The link to different agency accounts from the australia.gov.au sign-in will be enabled by the Centrelink authentication HUB which was launched in March 2007. It provides single-sign-on to the Centrelink, Medicare Australia and Child Support Agency websites.

The hub will be scaled up so australia.gov.au can access information and services from the department of human services as well as other Australian government agencies, according to a spokesperson for the Australian Government Information Management Office (AGIMO).

Scaling the hub up will not be difficult, the spokesperson said: "The technical solutions are already established — it is about agencies connecting their existing online authentication processes to the hub."

Because the hub does not store information itself, instead it enables links between australia.gov.au and the individual agency sites, and it will protect users' privacy, according to a spokesperson for the Finance Minister.

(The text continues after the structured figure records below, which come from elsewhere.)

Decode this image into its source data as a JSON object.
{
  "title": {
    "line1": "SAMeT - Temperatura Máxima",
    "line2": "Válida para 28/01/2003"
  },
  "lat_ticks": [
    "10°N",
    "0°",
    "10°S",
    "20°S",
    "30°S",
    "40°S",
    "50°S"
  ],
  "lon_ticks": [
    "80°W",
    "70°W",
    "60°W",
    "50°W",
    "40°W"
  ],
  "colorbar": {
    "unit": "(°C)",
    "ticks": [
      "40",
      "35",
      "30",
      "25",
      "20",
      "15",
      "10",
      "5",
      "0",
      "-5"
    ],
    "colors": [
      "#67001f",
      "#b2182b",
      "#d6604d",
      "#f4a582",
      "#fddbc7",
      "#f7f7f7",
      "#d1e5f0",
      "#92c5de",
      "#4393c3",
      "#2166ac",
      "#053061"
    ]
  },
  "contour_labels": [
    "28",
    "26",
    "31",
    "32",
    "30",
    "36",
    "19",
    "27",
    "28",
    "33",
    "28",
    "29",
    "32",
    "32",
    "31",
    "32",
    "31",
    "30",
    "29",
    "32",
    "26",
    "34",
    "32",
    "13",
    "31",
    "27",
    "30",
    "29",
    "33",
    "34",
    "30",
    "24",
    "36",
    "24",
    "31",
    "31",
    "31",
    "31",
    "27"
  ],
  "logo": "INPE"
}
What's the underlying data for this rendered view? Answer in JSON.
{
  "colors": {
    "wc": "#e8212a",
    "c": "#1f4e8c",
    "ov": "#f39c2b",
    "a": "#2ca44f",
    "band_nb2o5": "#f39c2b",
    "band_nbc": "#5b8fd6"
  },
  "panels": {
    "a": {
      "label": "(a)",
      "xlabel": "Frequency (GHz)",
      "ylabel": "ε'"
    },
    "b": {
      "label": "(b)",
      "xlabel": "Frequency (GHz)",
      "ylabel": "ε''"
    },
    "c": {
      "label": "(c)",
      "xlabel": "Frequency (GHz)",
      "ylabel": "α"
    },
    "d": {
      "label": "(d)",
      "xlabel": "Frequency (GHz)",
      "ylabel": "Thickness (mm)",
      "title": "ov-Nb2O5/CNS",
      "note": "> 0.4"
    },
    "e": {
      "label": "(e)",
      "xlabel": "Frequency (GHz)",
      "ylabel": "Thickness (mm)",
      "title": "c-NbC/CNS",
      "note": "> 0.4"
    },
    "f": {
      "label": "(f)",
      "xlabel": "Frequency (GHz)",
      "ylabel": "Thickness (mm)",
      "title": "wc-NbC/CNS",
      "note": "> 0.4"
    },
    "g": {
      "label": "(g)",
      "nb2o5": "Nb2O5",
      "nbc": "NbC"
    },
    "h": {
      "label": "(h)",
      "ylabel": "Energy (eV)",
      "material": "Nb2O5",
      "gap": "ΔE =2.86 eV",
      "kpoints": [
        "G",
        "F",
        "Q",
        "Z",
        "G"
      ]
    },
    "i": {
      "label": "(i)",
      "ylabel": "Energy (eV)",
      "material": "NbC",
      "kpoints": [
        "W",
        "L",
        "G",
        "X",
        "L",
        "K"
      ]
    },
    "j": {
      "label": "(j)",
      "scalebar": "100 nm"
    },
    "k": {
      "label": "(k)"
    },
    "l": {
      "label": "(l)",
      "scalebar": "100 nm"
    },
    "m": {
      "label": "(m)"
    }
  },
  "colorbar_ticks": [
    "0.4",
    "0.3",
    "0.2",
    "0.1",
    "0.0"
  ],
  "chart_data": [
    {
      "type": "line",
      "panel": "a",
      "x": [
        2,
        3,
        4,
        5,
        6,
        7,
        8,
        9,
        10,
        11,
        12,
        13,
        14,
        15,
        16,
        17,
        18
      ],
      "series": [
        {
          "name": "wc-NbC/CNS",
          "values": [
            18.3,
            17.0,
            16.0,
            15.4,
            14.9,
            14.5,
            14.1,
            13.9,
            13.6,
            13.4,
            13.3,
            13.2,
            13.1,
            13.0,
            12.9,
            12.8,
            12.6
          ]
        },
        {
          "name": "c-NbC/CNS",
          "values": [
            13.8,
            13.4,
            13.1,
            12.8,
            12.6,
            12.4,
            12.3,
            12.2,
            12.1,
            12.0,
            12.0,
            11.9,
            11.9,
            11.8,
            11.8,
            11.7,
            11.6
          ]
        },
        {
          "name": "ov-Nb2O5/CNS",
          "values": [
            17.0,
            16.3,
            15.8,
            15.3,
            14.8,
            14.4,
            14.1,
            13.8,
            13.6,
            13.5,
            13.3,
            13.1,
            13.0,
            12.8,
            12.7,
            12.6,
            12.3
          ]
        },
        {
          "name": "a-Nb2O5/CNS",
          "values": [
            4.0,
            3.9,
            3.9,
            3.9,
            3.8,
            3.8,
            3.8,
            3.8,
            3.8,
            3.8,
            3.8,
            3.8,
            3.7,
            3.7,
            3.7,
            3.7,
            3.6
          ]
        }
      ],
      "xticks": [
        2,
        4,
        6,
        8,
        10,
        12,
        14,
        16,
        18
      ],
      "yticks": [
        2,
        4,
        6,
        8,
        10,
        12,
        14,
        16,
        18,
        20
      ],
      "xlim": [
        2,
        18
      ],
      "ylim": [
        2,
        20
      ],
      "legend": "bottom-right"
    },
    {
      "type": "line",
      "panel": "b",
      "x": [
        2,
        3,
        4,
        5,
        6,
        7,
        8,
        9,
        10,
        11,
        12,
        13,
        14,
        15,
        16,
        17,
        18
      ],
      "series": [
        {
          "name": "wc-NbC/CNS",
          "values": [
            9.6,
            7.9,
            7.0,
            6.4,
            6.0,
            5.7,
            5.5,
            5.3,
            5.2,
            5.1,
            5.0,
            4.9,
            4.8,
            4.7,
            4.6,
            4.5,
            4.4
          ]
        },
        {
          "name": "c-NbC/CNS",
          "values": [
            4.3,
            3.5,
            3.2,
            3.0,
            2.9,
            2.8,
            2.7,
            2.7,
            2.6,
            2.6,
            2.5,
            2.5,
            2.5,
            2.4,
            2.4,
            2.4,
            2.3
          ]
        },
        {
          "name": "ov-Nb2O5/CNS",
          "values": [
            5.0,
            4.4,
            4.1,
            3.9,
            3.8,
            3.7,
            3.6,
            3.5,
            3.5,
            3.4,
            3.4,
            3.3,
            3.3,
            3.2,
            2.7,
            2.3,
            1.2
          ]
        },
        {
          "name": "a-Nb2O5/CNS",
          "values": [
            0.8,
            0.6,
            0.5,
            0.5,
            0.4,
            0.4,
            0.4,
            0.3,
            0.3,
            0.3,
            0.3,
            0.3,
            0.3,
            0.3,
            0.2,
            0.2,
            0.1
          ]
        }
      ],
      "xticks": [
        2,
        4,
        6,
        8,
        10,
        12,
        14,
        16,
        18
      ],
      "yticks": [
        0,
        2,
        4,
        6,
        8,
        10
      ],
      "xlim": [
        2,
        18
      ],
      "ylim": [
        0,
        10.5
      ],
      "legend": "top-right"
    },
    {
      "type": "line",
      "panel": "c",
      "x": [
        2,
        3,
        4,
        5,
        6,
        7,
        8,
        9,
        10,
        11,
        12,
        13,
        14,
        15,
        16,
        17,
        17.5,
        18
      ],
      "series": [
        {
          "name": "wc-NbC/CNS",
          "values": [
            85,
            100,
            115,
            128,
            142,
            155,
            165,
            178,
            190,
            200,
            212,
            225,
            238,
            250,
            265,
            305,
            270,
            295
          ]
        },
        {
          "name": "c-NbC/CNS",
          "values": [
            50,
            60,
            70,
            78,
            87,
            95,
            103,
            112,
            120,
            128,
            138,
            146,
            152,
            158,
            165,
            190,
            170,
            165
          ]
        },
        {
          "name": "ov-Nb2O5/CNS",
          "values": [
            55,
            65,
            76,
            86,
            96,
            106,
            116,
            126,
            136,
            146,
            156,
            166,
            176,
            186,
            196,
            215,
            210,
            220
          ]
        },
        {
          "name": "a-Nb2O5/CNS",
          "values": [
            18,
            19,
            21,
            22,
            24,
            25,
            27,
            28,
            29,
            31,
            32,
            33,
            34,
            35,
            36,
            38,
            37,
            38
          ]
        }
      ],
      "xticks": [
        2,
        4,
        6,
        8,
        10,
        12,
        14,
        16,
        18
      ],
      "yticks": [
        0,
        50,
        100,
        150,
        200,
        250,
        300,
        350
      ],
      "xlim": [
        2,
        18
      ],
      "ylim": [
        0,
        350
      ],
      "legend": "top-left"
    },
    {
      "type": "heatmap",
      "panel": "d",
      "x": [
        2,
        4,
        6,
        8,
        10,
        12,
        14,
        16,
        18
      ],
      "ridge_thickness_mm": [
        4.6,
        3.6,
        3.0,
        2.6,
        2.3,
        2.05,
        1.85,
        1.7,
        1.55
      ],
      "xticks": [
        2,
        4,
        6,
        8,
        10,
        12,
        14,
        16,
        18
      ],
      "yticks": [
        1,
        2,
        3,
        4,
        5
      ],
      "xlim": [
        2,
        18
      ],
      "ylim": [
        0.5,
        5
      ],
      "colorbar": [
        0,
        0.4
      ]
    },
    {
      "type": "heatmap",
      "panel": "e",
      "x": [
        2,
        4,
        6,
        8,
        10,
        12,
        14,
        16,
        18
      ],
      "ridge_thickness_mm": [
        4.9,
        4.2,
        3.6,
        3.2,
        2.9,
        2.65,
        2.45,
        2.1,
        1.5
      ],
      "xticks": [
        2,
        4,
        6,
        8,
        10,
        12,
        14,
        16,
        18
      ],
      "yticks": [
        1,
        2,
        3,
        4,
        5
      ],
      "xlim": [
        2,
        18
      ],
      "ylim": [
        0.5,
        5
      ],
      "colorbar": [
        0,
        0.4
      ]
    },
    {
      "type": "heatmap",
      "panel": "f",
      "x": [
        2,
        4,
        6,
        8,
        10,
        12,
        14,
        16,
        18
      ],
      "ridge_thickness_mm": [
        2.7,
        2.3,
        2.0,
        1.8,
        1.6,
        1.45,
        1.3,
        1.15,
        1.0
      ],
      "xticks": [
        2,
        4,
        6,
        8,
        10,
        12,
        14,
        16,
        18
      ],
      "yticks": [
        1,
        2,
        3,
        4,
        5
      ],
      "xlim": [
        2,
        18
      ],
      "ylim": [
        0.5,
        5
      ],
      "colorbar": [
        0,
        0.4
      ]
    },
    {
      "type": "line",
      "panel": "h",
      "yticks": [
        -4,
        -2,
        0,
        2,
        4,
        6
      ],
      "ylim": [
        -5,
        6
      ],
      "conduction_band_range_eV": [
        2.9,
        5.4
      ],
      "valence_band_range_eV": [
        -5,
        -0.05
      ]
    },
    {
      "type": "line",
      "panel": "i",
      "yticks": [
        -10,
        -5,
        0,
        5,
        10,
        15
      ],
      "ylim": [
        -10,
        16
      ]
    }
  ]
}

"The project will not create a central citizen database, manage citizen identity or share personal information about citizens between government departments," the spokesperson said.

The authentication hub is based on the Security Assertion Markup Language (SAML) 2.0 standard, the spokesperson continued. The end product and the hub link will have to comply with government security standards and be reviewed by the Defence Signals Directorate.

The new platform will be opt-in, and users will have complete control over the agencies they link to, according to the spokesperson.

The site is being revamped to address satisfaction issues with e-government, which were highlighted in the Australian's Use of and Satisfaction with e-Government Services survey conducted by the AGIMO, according to Tanner.

The new australia.gov.au site will be launched in the first quarter of 2009, with a second release scheduled for 2010.

The complete project to upgrade the australia.gov.au, including the EDS contract, has a budget of AU$42.4 million.